Thread: Euler Phi Funcs.

1.) Determine all the pos. int. n such that Phi(n) has the following values. Make sure that you have proved that you found all the soln's.

a.) 1
b.) 2
c.) 3
d.) 4

2.) Find all pos int. n shut that Phi(n) = 6. Again, make sure you've proven that you found all solutions.

3.) For which integers n (positive) is Phi(n) div. by 4?

Hello, Ideasman!

This is not an easy set of problems . . . I have #2 solved (I think).

Given a positive integer N, φ(N) is the number of integers less than N
. . which are relatively prime to N. .(1 is included in the count.)

If the prime factorization of N is: .N .= .(p^a)(q^b)(r^c) ...

. . then: .φ(N) .= .p^{a-1}·(p - 1)·q^{b-1}·(q - 1)·r^{c-1}·(r - 1) ...

2) Find all pos int. n such that: φ(n) = 6.
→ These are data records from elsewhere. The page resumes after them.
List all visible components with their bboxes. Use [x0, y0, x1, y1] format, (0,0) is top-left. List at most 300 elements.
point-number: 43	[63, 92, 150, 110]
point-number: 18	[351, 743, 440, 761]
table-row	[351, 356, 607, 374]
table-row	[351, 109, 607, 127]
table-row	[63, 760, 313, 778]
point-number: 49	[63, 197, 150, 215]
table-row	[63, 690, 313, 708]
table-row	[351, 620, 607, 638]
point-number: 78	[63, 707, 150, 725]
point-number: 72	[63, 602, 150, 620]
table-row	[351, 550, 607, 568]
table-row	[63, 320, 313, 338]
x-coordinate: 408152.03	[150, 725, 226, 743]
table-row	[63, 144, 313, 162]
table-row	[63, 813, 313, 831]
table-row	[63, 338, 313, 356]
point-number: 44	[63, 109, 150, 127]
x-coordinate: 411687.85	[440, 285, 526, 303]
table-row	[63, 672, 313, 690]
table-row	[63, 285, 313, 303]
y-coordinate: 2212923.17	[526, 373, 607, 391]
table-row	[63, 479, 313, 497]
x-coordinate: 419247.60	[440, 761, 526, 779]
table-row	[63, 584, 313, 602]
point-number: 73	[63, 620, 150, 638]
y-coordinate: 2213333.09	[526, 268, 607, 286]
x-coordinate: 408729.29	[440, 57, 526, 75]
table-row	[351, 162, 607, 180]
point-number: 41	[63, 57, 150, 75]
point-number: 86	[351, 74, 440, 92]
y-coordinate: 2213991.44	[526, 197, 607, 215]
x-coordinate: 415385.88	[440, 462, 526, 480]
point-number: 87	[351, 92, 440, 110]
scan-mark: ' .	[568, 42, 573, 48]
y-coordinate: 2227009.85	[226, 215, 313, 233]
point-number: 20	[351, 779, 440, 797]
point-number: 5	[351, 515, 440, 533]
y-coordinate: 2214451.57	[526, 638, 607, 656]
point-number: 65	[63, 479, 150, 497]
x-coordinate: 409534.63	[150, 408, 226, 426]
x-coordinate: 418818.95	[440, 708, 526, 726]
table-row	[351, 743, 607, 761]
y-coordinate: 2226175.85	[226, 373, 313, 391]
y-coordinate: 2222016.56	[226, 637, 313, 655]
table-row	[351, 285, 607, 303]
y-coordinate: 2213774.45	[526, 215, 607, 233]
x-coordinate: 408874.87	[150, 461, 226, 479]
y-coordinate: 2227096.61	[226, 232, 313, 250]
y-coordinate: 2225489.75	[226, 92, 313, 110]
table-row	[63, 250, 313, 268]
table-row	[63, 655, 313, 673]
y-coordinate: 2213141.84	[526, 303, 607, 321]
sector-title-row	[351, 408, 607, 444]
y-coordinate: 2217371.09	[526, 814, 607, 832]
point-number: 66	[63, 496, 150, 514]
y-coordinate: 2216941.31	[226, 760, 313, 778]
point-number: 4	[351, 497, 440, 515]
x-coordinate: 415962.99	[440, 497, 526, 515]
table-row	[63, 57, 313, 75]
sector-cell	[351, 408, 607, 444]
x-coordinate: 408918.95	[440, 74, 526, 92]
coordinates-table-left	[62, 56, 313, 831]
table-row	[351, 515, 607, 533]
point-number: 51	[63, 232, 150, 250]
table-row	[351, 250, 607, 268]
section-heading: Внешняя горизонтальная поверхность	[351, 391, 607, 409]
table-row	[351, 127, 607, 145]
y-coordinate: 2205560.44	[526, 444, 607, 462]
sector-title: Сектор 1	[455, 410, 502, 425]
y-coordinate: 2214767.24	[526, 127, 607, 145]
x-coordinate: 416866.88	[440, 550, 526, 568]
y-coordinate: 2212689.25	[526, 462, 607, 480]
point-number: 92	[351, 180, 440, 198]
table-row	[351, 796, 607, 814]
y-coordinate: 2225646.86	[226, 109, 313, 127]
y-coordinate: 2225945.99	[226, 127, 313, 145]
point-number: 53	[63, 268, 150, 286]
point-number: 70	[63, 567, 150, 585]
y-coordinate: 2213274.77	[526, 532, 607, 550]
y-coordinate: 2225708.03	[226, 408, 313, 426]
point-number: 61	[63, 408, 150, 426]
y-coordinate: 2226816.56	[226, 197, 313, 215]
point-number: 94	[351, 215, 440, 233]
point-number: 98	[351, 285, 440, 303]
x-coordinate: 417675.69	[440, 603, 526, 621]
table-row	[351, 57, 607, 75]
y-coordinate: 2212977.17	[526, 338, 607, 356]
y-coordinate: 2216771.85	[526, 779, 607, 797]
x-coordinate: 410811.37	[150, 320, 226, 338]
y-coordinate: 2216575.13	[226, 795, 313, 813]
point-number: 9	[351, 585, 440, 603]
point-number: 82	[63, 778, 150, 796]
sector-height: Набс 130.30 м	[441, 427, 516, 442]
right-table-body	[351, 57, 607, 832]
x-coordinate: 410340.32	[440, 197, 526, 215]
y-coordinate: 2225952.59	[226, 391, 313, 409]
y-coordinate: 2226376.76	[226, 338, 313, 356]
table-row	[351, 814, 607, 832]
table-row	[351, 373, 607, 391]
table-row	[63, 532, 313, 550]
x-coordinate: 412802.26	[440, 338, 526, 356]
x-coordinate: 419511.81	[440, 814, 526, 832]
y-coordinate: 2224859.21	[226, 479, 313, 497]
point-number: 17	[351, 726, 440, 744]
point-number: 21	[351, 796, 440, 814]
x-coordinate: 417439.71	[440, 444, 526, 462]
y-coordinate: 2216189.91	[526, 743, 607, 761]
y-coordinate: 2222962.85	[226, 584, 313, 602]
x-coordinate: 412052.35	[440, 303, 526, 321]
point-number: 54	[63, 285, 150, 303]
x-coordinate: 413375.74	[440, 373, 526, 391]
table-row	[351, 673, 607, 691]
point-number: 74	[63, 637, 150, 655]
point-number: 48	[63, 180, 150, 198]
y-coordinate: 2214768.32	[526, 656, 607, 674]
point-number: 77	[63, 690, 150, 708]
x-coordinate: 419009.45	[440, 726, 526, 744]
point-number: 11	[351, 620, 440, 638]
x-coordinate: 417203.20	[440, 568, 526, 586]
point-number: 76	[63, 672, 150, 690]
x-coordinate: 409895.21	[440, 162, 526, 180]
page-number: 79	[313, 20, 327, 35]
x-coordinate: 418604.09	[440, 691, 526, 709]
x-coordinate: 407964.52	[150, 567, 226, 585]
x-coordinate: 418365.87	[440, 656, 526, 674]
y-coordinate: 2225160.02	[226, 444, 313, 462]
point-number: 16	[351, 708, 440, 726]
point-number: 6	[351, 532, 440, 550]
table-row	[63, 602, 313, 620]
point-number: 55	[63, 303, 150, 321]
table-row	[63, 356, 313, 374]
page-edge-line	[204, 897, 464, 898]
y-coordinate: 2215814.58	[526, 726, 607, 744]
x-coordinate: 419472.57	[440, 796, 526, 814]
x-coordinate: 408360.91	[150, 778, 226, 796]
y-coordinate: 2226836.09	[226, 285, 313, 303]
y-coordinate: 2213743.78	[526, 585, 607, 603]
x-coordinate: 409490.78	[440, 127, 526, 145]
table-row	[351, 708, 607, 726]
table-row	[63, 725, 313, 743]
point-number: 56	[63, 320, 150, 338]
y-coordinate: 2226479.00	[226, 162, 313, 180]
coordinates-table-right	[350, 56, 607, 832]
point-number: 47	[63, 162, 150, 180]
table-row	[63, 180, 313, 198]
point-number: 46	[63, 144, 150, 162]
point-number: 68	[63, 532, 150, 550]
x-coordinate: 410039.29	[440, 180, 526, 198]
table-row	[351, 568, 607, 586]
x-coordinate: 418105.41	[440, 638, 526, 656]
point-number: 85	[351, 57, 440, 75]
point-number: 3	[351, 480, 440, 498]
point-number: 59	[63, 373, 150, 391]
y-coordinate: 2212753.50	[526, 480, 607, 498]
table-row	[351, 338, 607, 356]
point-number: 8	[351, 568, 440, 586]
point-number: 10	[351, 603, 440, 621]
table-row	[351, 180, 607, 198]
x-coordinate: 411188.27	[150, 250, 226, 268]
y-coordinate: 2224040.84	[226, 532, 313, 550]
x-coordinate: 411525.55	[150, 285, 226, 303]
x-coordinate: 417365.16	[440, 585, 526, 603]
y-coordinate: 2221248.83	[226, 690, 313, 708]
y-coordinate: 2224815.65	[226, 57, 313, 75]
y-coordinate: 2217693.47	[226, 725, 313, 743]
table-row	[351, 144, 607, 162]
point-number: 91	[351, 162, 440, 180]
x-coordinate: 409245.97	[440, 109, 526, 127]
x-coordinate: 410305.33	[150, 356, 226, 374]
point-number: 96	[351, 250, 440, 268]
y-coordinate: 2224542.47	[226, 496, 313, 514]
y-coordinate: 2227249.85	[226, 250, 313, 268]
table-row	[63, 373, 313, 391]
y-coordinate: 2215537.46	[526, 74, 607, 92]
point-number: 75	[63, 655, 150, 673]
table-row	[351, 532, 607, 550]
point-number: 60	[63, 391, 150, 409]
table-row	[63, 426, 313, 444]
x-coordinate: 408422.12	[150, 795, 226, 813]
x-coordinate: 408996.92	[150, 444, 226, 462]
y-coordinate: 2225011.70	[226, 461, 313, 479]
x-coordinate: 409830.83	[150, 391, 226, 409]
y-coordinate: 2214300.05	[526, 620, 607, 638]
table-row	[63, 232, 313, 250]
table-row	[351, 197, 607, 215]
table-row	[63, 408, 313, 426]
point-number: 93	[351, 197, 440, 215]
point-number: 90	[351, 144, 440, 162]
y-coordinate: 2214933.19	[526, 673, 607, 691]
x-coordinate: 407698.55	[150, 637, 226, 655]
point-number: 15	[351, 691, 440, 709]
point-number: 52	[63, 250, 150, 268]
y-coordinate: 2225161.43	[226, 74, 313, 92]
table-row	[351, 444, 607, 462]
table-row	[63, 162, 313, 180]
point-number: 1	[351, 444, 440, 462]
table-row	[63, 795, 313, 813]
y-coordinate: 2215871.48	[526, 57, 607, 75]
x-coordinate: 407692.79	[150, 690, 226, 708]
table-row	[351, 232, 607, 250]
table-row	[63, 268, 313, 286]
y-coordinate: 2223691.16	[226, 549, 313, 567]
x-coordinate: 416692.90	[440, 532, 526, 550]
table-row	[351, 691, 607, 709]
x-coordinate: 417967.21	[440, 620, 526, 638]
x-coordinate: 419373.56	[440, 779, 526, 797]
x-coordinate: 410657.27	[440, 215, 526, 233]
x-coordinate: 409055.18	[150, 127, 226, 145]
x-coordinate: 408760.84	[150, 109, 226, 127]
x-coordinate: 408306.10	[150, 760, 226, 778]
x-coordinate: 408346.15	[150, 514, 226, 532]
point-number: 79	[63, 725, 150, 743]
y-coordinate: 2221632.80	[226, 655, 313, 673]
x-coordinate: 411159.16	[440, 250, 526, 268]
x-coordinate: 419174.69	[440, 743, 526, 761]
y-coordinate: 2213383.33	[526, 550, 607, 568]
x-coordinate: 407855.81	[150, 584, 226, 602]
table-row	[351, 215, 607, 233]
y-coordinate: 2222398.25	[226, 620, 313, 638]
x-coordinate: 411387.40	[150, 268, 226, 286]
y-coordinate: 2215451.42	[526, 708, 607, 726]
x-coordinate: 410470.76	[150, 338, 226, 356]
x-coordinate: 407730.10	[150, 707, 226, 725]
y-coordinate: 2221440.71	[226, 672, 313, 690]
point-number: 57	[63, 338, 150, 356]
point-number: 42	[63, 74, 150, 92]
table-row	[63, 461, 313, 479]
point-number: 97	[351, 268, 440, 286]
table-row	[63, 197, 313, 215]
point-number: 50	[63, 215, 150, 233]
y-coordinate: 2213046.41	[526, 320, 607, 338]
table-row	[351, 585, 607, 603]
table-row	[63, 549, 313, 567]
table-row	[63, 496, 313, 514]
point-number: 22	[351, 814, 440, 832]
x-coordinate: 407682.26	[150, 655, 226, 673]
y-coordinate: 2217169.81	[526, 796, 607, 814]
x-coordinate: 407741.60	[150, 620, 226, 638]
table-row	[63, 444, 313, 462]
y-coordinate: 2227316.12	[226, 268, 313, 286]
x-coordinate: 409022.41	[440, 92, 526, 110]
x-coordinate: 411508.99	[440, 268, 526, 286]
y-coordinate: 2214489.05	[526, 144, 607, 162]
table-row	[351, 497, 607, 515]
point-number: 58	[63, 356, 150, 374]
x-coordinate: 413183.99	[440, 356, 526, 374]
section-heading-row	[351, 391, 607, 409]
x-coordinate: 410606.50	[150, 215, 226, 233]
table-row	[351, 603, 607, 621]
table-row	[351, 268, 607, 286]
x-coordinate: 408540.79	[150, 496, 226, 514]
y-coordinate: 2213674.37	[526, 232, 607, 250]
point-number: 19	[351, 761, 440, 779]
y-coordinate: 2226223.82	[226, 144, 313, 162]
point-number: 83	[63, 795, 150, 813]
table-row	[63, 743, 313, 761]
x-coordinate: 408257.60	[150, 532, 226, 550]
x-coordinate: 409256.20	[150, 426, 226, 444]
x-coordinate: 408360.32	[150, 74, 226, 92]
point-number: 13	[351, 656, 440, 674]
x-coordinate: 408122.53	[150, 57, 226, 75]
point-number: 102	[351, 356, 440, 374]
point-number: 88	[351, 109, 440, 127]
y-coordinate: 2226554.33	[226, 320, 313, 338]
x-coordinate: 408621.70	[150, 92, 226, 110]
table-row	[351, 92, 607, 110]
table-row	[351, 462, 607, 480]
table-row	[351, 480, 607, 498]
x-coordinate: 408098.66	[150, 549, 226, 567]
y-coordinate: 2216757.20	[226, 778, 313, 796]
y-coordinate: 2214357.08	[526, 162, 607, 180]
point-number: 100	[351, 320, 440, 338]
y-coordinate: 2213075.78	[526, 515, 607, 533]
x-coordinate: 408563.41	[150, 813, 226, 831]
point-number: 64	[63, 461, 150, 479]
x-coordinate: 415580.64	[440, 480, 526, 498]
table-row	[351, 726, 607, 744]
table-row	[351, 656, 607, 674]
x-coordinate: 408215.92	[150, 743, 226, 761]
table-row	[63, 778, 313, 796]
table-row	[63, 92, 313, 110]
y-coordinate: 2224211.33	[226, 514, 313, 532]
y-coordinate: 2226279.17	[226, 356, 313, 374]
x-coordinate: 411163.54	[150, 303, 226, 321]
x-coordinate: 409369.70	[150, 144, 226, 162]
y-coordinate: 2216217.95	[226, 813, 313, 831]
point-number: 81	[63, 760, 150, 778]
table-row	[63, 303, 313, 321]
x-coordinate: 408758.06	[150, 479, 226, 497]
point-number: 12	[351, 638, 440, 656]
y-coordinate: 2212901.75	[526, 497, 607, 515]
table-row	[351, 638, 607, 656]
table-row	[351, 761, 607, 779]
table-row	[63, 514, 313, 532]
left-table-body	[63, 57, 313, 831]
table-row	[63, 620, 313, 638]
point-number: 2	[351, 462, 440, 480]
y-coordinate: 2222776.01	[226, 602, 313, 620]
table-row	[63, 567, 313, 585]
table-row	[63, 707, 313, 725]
6 .= .1·6 .= .7^0·(7 - 1) . → , n = 7

6 .= .1·1·1·6 .= .2^0·(2 - 1)·7^0·(7 - 1) . → . n = 14

6 .= .3·2 .= .3^1·(3 - 1) . → . n = 9

6 .= .1·1·3·2 .= .2^0·(2-1)·3^1·(3 - 2) . → . n = 18

3) For which integers n is φ(n) div. by 4?
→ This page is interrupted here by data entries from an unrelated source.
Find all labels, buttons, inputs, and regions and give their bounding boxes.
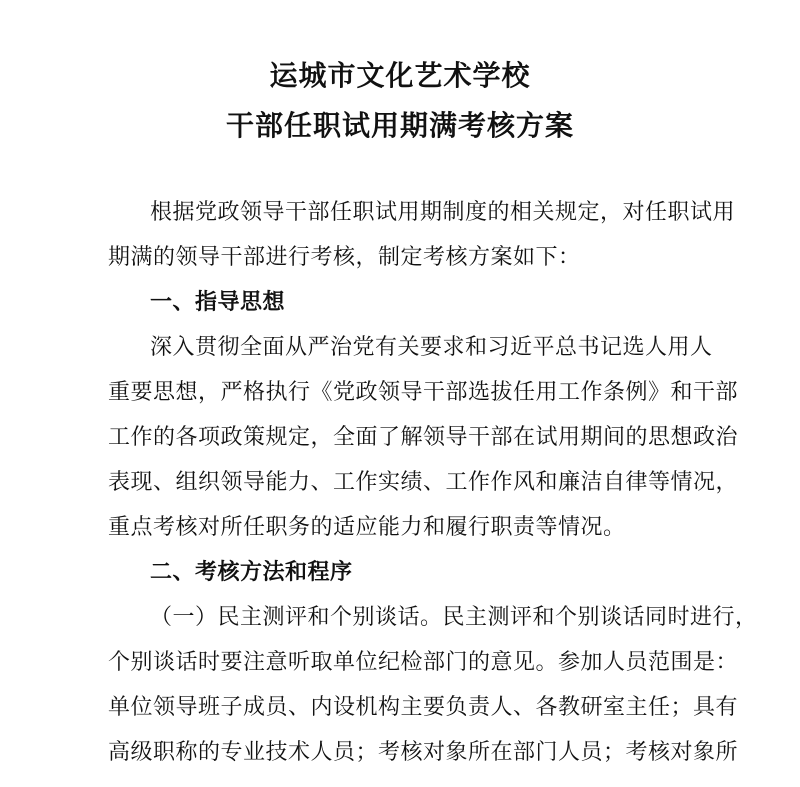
document-title-line-2: 干部任职试用期满考核方案 xyxy=(225,109,574,142)
section-heading: 二、考核方法和程序 xyxy=(150,560,353,585)
paragraph-line: 高级职称的专业技术人员；考核对象所在部门人员；考核对象所 xyxy=(108,740,739,765)
paragraph-line: （一）民主测评和个别谈话。民主测评和个别谈话同时进行， xyxy=(150,605,758,630)
paragraph-line: 工作的各项政策规定，全面了解领导干部在试用期间的思想政治 xyxy=(108,425,739,450)
paragraph-line: 个别谈话时要注意听取单位纪检部门的意见。参加人员范围是： xyxy=(108,650,739,675)
paragraph-line: 根据党政领导干部任职试用期制度的相关规定，对任职试用 xyxy=(150,200,736,225)
section-heading: 一、指导思想 xyxy=(150,290,286,315)
paragraph-line: 重点考核对所任职务的适应能力和履行职责等情况。 xyxy=(108,515,626,540)
paragraph-line: 表现、组织领导能力、工作实绩、工作作风和廉洁自律等情况， xyxy=(108,470,739,495)
document-title-line-1: 运城市文化艺术学校 xyxy=(269,59,531,92)
paragraph-line: 单位领导班子成员、内设机构主要负责人、各教研室主任；具有 xyxy=(108,695,739,720)
paragraph-line: 期满的领导干部进行考核，制定考核方案如下： xyxy=(108,245,581,270)
paragraph-line: 深入贯彻全面从严治党有关要求和习近平总书记选人用人 xyxy=(150,335,713,360)
paragraph-line: 重要思想，严格执行《党政领导干部选拔任用工作条例》和干部 xyxy=(108,380,739,405)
I'm still working on this one ... don't know if I'll ever finish it.

If n is of the form: .(2^m)·(p) .for m > 3
. . then: .φ(n) .= .2^{m-1}·(q) .is divisible by 4.

If n has a prime factor of the form: .p .= .4m + 1,
. . then: .φ(n) .= .p^{n-1}·(4m) ... . is divisible by 4.

The list seems to go on and on . . .